Developed to treat cystinosis, cysteamine is now believed to have potential for treatment of neurodegenerative
disorders.
The goal of this proof of concept study is first, in Phase I (Year 1), to use symptom change (i.e., objective
cognitive performance and subjective cognitive and neuropsychiatric symptoms) and biological profiles (i.e.,
metabolomics, inflammatory peptides [interleukin-6 and C-reactive protein], and brain-derived neurotrophic
factor) to learn optimal dosing of TTI-0102 and to assess mechanism of action, and in Phase II (Year 2), to
implement a feasibility trial in Veterans with a history of mild to moderate TBI and PTSD. In Phase I, 3 groups of
10 Veterans each will be randomly assigned to receive TTI-0102 2 grams/day, 4 grams/day, or placebo for 12
weeks. Baseline and post-treatment measures of objective cognition and subjective cognitive and
neuropsychiatric symptoms will be administered, and plasma will be collected to measure the metabolomic,
inflammatory, and protein biomarkers. In Phase II (Year 2), 12 different Veterans (6 per group) will be enrolled
in a pilot randomized controlled trial (RCT) to assess the feasibility and acceptability of trial procedures.
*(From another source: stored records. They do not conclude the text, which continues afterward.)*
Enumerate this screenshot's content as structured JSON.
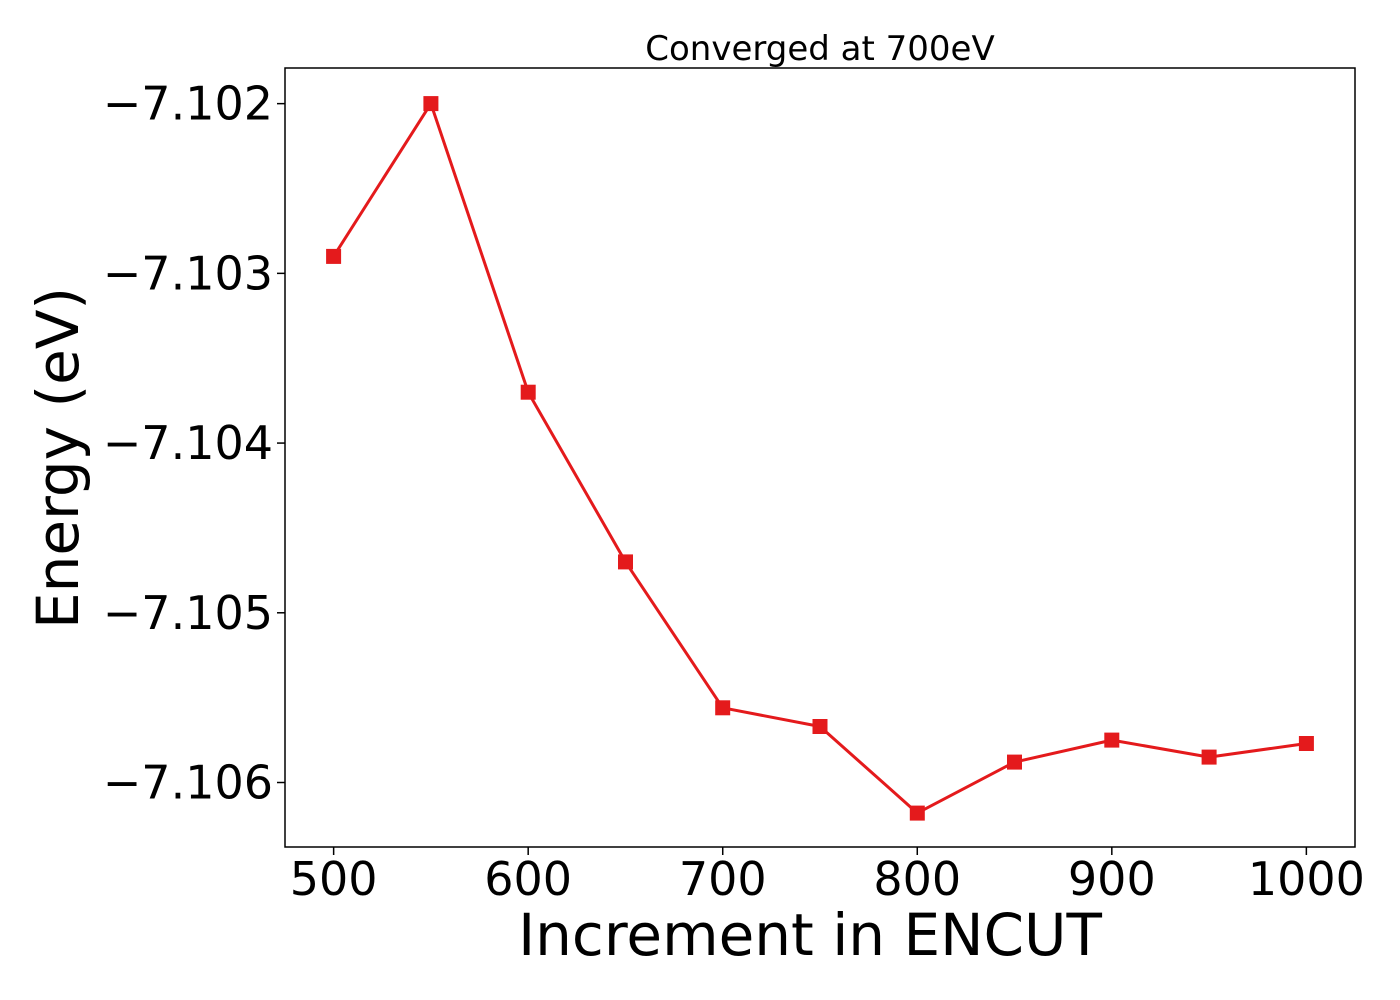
{
  "chart_data": {
    "type": "line",
    "title": "Converged at 700eV",
    "xlabel": "Increment in ENCUT",
    "ylabel": "Energy (eV)",
    "x": [
      500,
      550,
      600,
      650,
      700,
      750,
      800,
      850,
      900,
      950,
      1000
    ],
    "series": [
      {
        "values": [
          -7.1029,
          -7.102,
          -7.1037,
          -7.1047,
          -7.10556,
          -7.10567,
          -7.10618,
          -7.10588,
          -7.10575,
          -7.10585,
          -7.10577
        ],
        "color": "#e41a1c",
        "marker": "square"
      }
    ],
    "xticks": [
      500,
      600,
      700,
      800,
      900,
      1000
    ],
    "xtick_labels": [
      "500",
      "600",
      "700",
      "800",
      "900",
      "1000"
    ],
    "yticks": [
      -7.102,
      -7.103,
      -7.104,
      -7.105,
      -7.106
    ],
    "ytick_labels": [
      "−7.102",
      "−7.103",
      "−7.104",
      "−7.105",
      "−7.106"
    ],
    "xlim": [
      475,
      1025
    ],
    "ylim": [
      -7.10638,
      -7.10179
    ],
    "grid": false,
    "legend": "none"
  }
}
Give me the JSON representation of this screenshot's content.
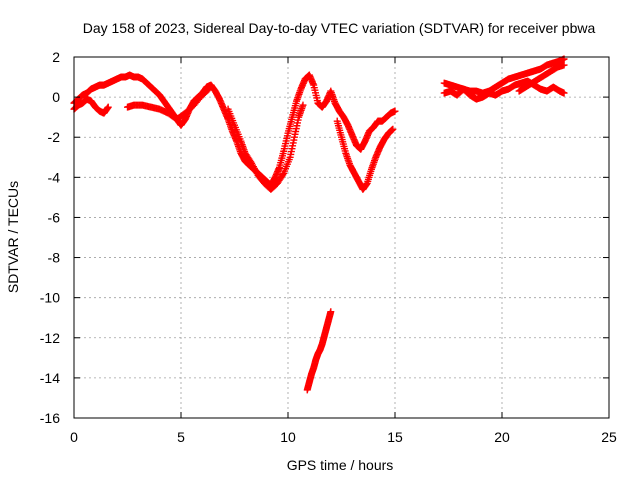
{
  "chart_data": {
    "type": "scatter",
    "title": "Day 158 of 2023, Sidereal Day-to-day VTEC variation (SDTVAR) for receiver pbwa",
    "xlabel": "GPS time / hours",
    "ylabel": "SDTVAR / TECUs",
    "xlim": [
      0,
      25
    ],
    "ylim": [
      -16,
      2
    ],
    "xticks": [
      0,
      5,
      10,
      15,
      20,
      25
    ],
    "yticks": [
      -16,
      -14,
      -12,
      -10,
      -8,
      -6,
      -4,
      -2,
      0,
      2
    ],
    "grid": true,
    "marker": "+",
    "series_color": "#ff0000",
    "series": [
      {
        "name": "SDTVAR",
        "segments": [
          [
            [
              0.0,
              -0.3
            ],
            [
              0.2,
              -0.1
            ],
            [
              0.4,
              0.1
            ],
            [
              0.6,
              0.2
            ],
            [
              0.8,
              0.4
            ],
            [
              1.0,
              0.5
            ],
            [
              1.2,
              0.6
            ],
            [
              1.4,
              0.6
            ],
            [
              1.6,
              0.7
            ],
            [
              1.8,
              0.8
            ],
            [
              2.0,
              0.9
            ],
            [
              2.2,
              1.0
            ],
            [
              2.4,
              1.0
            ],
            [
              2.6,
              1.1
            ],
            [
              2.8,
              1.0
            ],
            [
              3.0,
              1.0
            ],
            [
              3.2,
              0.9
            ],
            [
              3.4,
              0.7
            ],
            [
              3.6,
              0.5
            ],
            [
              3.8,
              0.3
            ],
            [
              4.0,
              0.1
            ],
            [
              4.2,
              -0.2
            ],
            [
              4.4,
              -0.5
            ],
            [
              4.6,
              -0.8
            ],
            [
              4.8,
              -1.1
            ],
            [
              5.0,
              -1.4
            ],
            [
              5.2,
              -1.1
            ],
            [
              5.4,
              -0.6
            ],
            [
              5.6,
              -0.2
            ],
            [
              5.8,
              0.0
            ],
            [
              6.0,
              0.2
            ],
            [
              6.2,
              0.5
            ],
            [
              6.4,
              0.6
            ],
            [
              6.6,
              0.3
            ],
            [
              6.8,
              -0.1
            ],
            [
              7.0,
              -0.6
            ],
            [
              7.2,
              -1.1
            ],
            [
              7.4,
              -1.7
            ],
            [
              7.6,
              -2.2
            ],
            [
              7.8,
              -2.8
            ],
            [
              8.0,
              -3.2
            ],
            [
              8.2,
              -3.4
            ],
            [
              8.4,
              -3.6
            ],
            [
              8.6,
              -3.8
            ],
            [
              8.8,
              -4.0
            ],
            [
              9.0,
              -4.2
            ],
            [
              9.2,
              -4.4
            ],
            [
              9.4,
              -4.0
            ],
            [
              9.6,
              -3.5
            ],
            [
              9.8,
              -2.7
            ],
            [
              10.0,
              -1.8
            ],
            [
              10.2,
              -1.0
            ],
            [
              10.4,
              -0.2
            ],
            [
              10.6,
              0.4
            ],
            [
              10.8,
              0.9
            ],
            [
              11.0,
              1.1
            ],
            [
              11.2,
              0.6
            ],
            [
              11.4,
              -0.3
            ],
            [
              11.6,
              -0.5
            ],
            [
              11.8,
              -0.2
            ],
            [
              12.0,
              0.3
            ],
            [
              12.2,
              -0.3
            ],
            [
              12.4,
              -0.7
            ],
            [
              12.6,
              -1.0
            ],
            [
              12.8,
              -1.4
            ],
            [
              13.0,
              -1.9
            ],
            [
              13.2,
              -2.4
            ],
            [
              13.4,
              -2.6
            ],
            [
              13.6,
              -2.2
            ],
            [
              13.8,
              -1.7
            ],
            [
              14.0,
              -1.5
            ],
            [
              14.2,
              -1.2
            ],
            [
              14.4,
              -1.2
            ],
            [
              14.6,
              -1.0
            ],
            [
              14.8,
              -0.8
            ],
            [
              15.0,
              -0.7
            ]
          ],
          [
            [
              0.0,
              -0.6
            ],
            [
              0.2,
              -0.4
            ],
            [
              0.4,
              -0.3
            ],
            [
              0.6,
              -0.1
            ],
            [
              0.8,
              -0.2
            ],
            [
              1.0,
              -0.5
            ],
            [
              1.2,
              -0.7
            ],
            [
              1.4,
              -0.8
            ],
            [
              1.6,
              -0.5
            ]
          ],
          [
            [
              2.5,
              -0.5
            ],
            [
              2.8,
              -0.4
            ],
            [
              3.2,
              -0.4
            ],
            [
              3.6,
              -0.5
            ],
            [
              4.0,
              -0.6
            ],
            [
              4.4,
              -0.8
            ],
            [
              4.8,
              -1.1
            ],
            [
              5.2,
              -0.8
            ],
            [
              5.6,
              -0.4
            ],
            [
              6.0,
              0.1
            ],
            [
              6.3,
              0.4
            ]
          ],
          [
            [
              7.2,
              -0.6
            ],
            [
              7.5,
              -1.4
            ],
            [
              7.8,
              -2.2
            ],
            [
              8.0,
              -2.8
            ],
            [
              8.3,
              -3.3
            ],
            [
              8.6,
              -3.9
            ],
            [
              8.9,
              -4.3
            ],
            [
              9.2,
              -4.6
            ],
            [
              9.5,
              -4.3
            ],
            [
              9.8,
              -3.8
            ],
            [
              10.1,
              -3.0
            ],
            [
              10.3,
              -2.0
            ],
            [
              10.5,
              -1.0
            ],
            [
              10.7,
              -0.4
            ]
          ],
          [
            [
              12.3,
              -1.2
            ],
            [
              12.5,
              -2.0
            ],
            [
              12.7,
              -2.8
            ],
            [
              12.9,
              -3.4
            ],
            [
              13.1,
              -3.8
            ],
            [
              13.3,
              -4.2
            ],
            [
              13.5,
              -4.6
            ],
            [
              13.7,
              -4.3
            ],
            [
              13.9,
              -3.6
            ],
            [
              14.1,
              -3.0
            ],
            [
              14.3,
              -2.5
            ],
            [
              14.5,
              -2.1
            ],
            [
              14.7,
              -1.8
            ],
            [
              14.9,
              -1.6
            ]
          ],
          [
            [
              10.9,
              -14.6
            ],
            [
              11.0,
              -14.2
            ],
            [
              11.1,
              -13.8
            ],
            [
              11.2,
              -13.5
            ],
            [
              11.3,
              -13.1
            ],
            [
              11.4,
              -12.8
            ],
            [
              11.5,
              -12.6
            ],
            [
              11.6,
              -12.3
            ],
            [
              11.7,
              -11.9
            ],
            [
              11.8,
              -11.5
            ],
            [
              11.9,
              -11.1
            ],
            [
              12.0,
              -10.7
            ]
          ],
          [
            [
              17.3,
              0.7
            ],
            [
              17.6,
              0.6
            ],
            [
              17.9,
              0.5
            ],
            [
              18.2,
              0.4
            ],
            [
              18.5,
              0.3
            ],
            [
              18.8,
              0.3
            ],
            [
              19.1,
              0.2
            ],
            [
              19.4,
              0.3
            ],
            [
              19.7,
              0.5
            ],
            [
              20.0,
              0.7
            ],
            [
              20.3,
              0.9
            ],
            [
              20.6,
              1.0
            ],
            [
              20.9,
              1.1
            ],
            [
              21.2,
              1.2
            ],
            [
              21.5,
              1.3
            ],
            [
              21.8,
              1.4
            ],
            [
              22.1,
              1.6
            ],
            [
              22.4,
              1.7
            ],
            [
              22.7,
              1.8
            ],
            [
              22.9,
              1.9
            ]
          ],
          [
            [
              17.3,
              0.2
            ],
            [
              17.6,
              0.3
            ],
            [
              17.9,
              0.1
            ],
            [
              18.2,
              0.4
            ],
            [
              18.5,
              0.1
            ],
            [
              18.8,
              -0.1
            ],
            [
              19.1,
              0.0
            ],
            [
              19.4,
              0.2
            ],
            [
              19.7,
              0.1
            ],
            [
              20.0,
              0.3
            ],
            [
              20.3,
              0.4
            ],
            [
              20.6,
              0.6
            ],
            [
              20.9,
              0.7
            ],
            [
              21.2,
              0.8
            ],
            [
              21.5,
              0.6
            ],
            [
              21.8,
              0.4
            ],
            [
              22.1,
              0.3
            ],
            [
              22.4,
              0.5
            ],
            [
              22.7,
              0.3
            ],
            [
              22.9,
              0.2
            ]
          ],
          [
            [
              20.8,
              0.3
            ],
            [
              21.1,
              0.5
            ],
            [
              21.4,
              0.7
            ],
            [
              21.7,
              0.9
            ],
            [
              22.0,
              1.1
            ],
            [
              22.3,
              1.3
            ],
            [
              22.6,
              1.5
            ],
            [
              22.9,
              1.6
            ]
          ]
        ]
      }
    ]
  }
}
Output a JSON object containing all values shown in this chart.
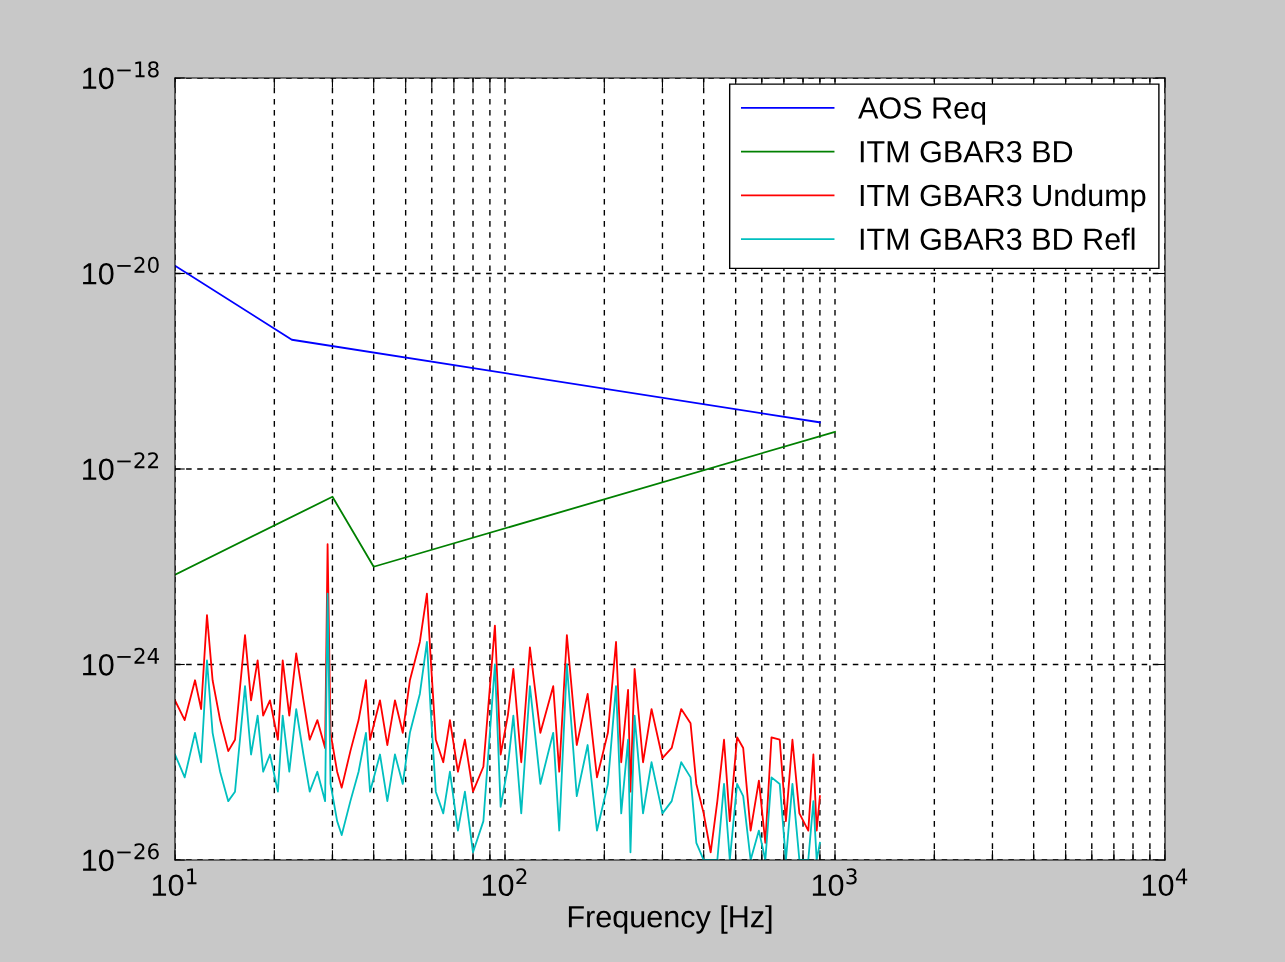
{
  "chart_data": {
    "type": "line",
    "xlabel": "Frequency [Hz]",
    "log": "xy",
    "grid": true,
    "legend": "top right",
    "line_style": "solid",
    "marker": "none",
    "xlim": [
      10,
      10000
    ],
    "ylim": [
      1e-26,
      1e-18
    ],
    "xticks": [
      {
        "value": 10,
        "label": "10$^{1}$"
      },
      {
        "value": 20,
        "label": null
      },
      {
        "value": 30,
        "label": null
      },
      {
        "value": 40,
        "label": null
      },
      {
        "value": 50,
        "label": null
      },
      {
        "value": 60,
        "label": null
      },
      {
        "value": 70,
        "label": null
      },
      {
        "value": 80,
        "label": null
      },
      {
        "value": 90,
        "label": null
      },
      {
        "value": 100,
        "label": "10$^{2}$"
      },
      {
        "value": 200,
        "label": null
      },
      {
        "value": 300,
        "label": null
      },
      {
        "value": 400,
        "label": null
      },
      {
        "value": 500,
        "label": null
      },
      {
        "value": 600,
        "label": null
      },
      {
        "value": 700,
        "label": null
      },
      {
        "value": 800,
        "label": null
      },
      {
        "value": 900,
        "label": null
      },
      {
        "value": 1000,
        "label": "10$^{3}$"
      },
      {
        "value": 2000,
        "label": null
      },
      {
        "value": 3000,
        "label": null
      },
      {
        "value": 4000,
        "label": null
      },
      {
        "value": 5000,
        "label": null
      },
      {
        "value": 6000,
        "label": null
      },
      {
        "value": 7000,
        "label": null
      },
      {
        "value": 8000,
        "label": null
      },
      {
        "value": 9000,
        "label": null
      },
      {
        "value": 10000,
        "label": "10$^{4}$"
      }
    ],
    "yticks": [
      {
        "value": 1e-26,
        "label": "10$^{−26}$"
      },
      {
        "value": 1e-24,
        "label": "10$^{−24}$"
      },
      {
        "value": 1e-22,
        "label": "10$^{−22}$"
      },
      {
        "value": 1e-20,
        "label": "10$^{−20}$"
      },
      {
        "value": 1e-18,
        "label": "10$^{−18}$"
      }
    ],
    "x": [
      10,
      10.7,
      11.5,
      12.0,
      12.5,
      13.0,
      13.7,
      14.5,
      15.2,
      16.3,
      17.0,
      17.8,
      18.5,
      19.4,
      20.5,
      21.2,
      22.2,
      23.3,
      24.5,
      25.6,
      27.0,
      28.5,
      29.0,
      29.6,
      31.0,
      32.0,
      34.0,
      36.0,
      37.9,
      39.0,
      41.8,
      44.0,
      46.4,
      49.0,
      51.5,
      55.2,
      58.0,
      59.5,
      61.7,
      65.0,
      68.1,
      72.0,
      75.6,
      80.0,
      86.0,
      93.2,
      97.0,
      102,
      106,
      112,
      119,
      128,
      140,
      146,
      154,
      165,
      178,
      190,
      205,
      217,
      225,
      236,
      240,
      247,
      262,
      278,
      300,
      320,
      342,
      365,
      380,
      400,
      420,
      440,
      461,
      480,
      505,
      527,
      555,
      588,
      615,
      642,
      680,
      710,
      743,
      780,
      830,
      860,
      880,
      900
    ],
    "series": [
      {
        "name": "AOS Req",
        "color": "#0000ff",
        "x": [
          10,
          22.6,
          900
        ],
        "values": [
          1.2e-20,
          2.1e-21,
          3e-22
        ]
      },
      {
        "name": "ITM GBAR3 BD",
        "color": "#008000",
        "x": [
          10,
          30,
          40,
          1000
        ],
        "values": [
          8.3e-24,
          5.2e-23,
          1e-23,
          2.4e-22
        ]
      },
      {
        "name": "ITM GBAR3 Undump",
        "color": "#ff0000",
        "values": [
          4.3e-25,
          2.7e-25,
          6.9e-25,
          3.5e-25,
          3.2e-24,
          6.9e-25,
          2.7e-25,
          1.3e-25,
          1.7e-25,
          2e-24,
          4.3e-25,
          1.1e-24,
          3e-25,
          4.3e-25,
          1.7e-25,
          1.1e-24,
          3e-25,
          1.3e-24,
          4.3e-25,
          1.7e-25,
          2.7e-25,
          1.4e-25,
          1.7e-23,
          2e-25,
          8e-26,
          5.5e-26,
          1.3e-25,
          2.7e-25,
          6.9e-25,
          1.7e-25,
          4.3e-25,
          1.5e-25,
          4.3e-25,
          2e-25,
          6.9e-25,
          1.7e-24,
          5.3e-24,
          1.2e-24,
          1.7e-25,
          1e-25,
          2.7e-25,
          8e-26,
          1.7e-25,
          5e-26,
          9e-26,
          2.5e-24,
          1.2e-25,
          3e-25,
          9e-25,
          1e-25,
          1.5e-24,
          2e-25,
          6e-25,
          8e-26,
          2e-24,
          1.5e-25,
          5e-25,
          7e-26,
          2e-25,
          1.7e-24,
          1e-25,
          5.5e-25,
          5e-26,
          9e-25,
          1e-25,
          3.5e-25,
          1.1e-25,
          1.4e-25,
          3.5e-25,
          2.5e-25,
          6e-26,
          3e-26,
          1.2e-26,
          4e-26,
          1.7e-25,
          2.5e-26,
          1.8e-25,
          1.4e-25,
          2e-26,
          6.5e-26,
          1.5e-26,
          1.8e-25,
          1.7e-25,
          2.5e-26,
          1.7e-25,
          3e-26,
          2e-26,
          1.2e-25,
          2e-26,
          4.5e-26
        ]
      },
      {
        "name": "ITM GBAR3 BD Refl",
        "color": "#00bfbf",
        "values": [
          1.2e-25,
          7e-26,
          2e-25,
          1e-25,
          1.1e-24,
          2e-25,
          8e-26,
          4e-26,
          5e-26,
          6e-25,
          1.2e-25,
          3e-25,
          8e-26,
          1.2e-25,
          5e-26,
          3e-25,
          8e-26,
          3.5e-25,
          1.2e-25,
          5e-26,
          8e-26,
          4e-26,
          5.3e-24,
          6e-26,
          2.5e-26,
          1.8e-26,
          4e-26,
          8e-26,
          2e-25,
          5e-26,
          1.2e-25,
          4e-26,
          1.2e-25,
          6e-26,
          2e-25,
          5e-25,
          1.7e-24,
          3.5e-25,
          5e-26,
          3e-26,
          8e-26,
          2e-26,
          5e-26,
          1.2e-26,
          2.5e-26,
          1e-24,
          3.5e-26,
          9e-26,
          3e-25,
          3e-26,
          6e-25,
          6e-26,
          2e-25,
          2e-26,
          1e-24,
          4.5e-26,
          1.5e-25,
          2e-26,
          6e-26,
          6e-25,
          3e-26,
          1.7e-25,
          1.2e-26,
          3e-25,
          3e-26,
          1e-25,
          3e-26,
          4e-26,
          1e-25,
          7e-26,
          1.5e-26,
          1e-26,
          1e-26,
          1e-26,
          6e-26,
          1e-26,
          6e-26,
          4.5e-26,
          1e-26,
          2e-26,
          1e-26,
          7e-26,
          6e-26,
          1e-26,
          6e-26,
          1e-26,
          1e-26,
          4e-26,
          1e-26,
          1.5e-26
        ]
      }
    ]
  }
}
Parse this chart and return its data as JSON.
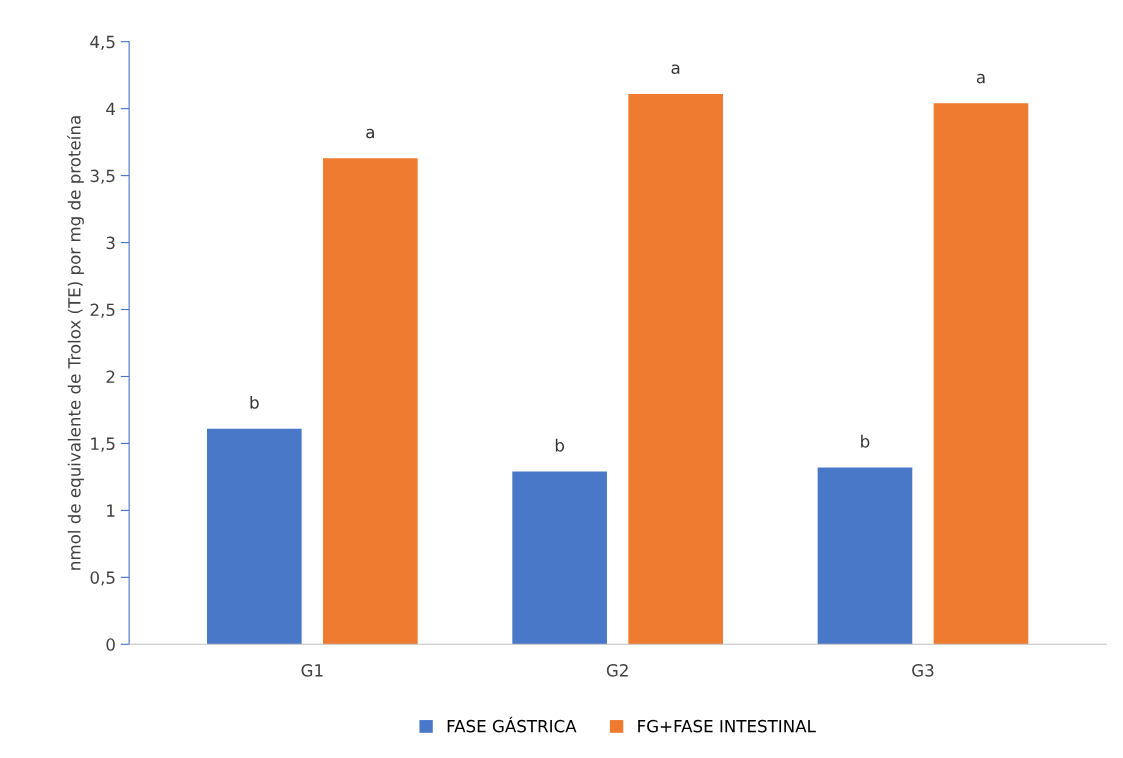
{
  "chart_data": {
    "type": "bar",
    "ylabel": "nmol de equivalente de Trolox (TE) por mg de proteína",
    "categories": [
      "G1",
      "G2",
      "G3"
    ],
    "series": [
      {
        "name": "FASE GÁSTRICA",
        "color": "#4a78c8",
        "values": [
          1.61,
          1.29,
          1.32
        ],
        "value_labels": [
          "b",
          "b",
          "b"
        ]
      },
      {
        "name": "FG+FASE INTESTINAL",
        "color": "#ee7b30",
        "values": [
          3.63,
          4.11,
          4.04
        ],
        "value_labels": [
          "a",
          "a",
          "a"
        ]
      }
    ],
    "ylim": [
      0,
      4.5
    ],
    "yticks": [
      0,
      {
        "value": 0.5,
        "label": "0,5"
      },
      1,
      {
        "value": 1.5,
        "label": "1,5"
      },
      2,
      {
        "value": 2.5,
        "label": "2,5"
      },
      3,
      {
        "value": 3.5,
        "label": "3,5"
      },
      4,
      {
        "value": 4.5,
        "label": "4,5"
      }
    ],
    "grid": false,
    "legend": "bottom"
  }
}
Participants in Phase II will be randomized to receive TTI-0102 (dose determined in Phase I) or placebo for 12
weeks as an adjunct to evidence-based CCT. The results of these double-blind, placebo-controlled trials will be
used to plan a larger, fully-powered trial.
Public Health Relevance Statement
Traumatic brain injury (TBI) is a signature wound of the recent wars. How chronic TBI symptoms develop after
a mild brain injury is not fully understood, but it is now thought that injury results in damage that reduces brain
energy production, increases inflammation, and results in a leaky blood-brain barrier. Difficulties in daily function
may persist in areas such as thinking (e.g., attention, learning, memory, planning, and problem-solving), pain
(e.g., headache) and behavior (e.g., sleep, posttraumatic stress disorder, depression). No medications for TBI
have been developed, so evidence-based cognitive rehabilitation interventions such as Compensatory Cognitive
Training (CCT) are the mainstay of treatment. We are proposing to study a medication, TTI-0102, that shows
anti-inflammatory activity, as a potential adjunct treatment with CCT for Veterans with TBI-related symptoms.
We plan to first determine the best dose of TTI-0102 to use, and then to conduct a pilot study to test the feasibility
and acceptability of combining TTI-0102 with CCT in Veterans with mild to moderate TBI and PTSD.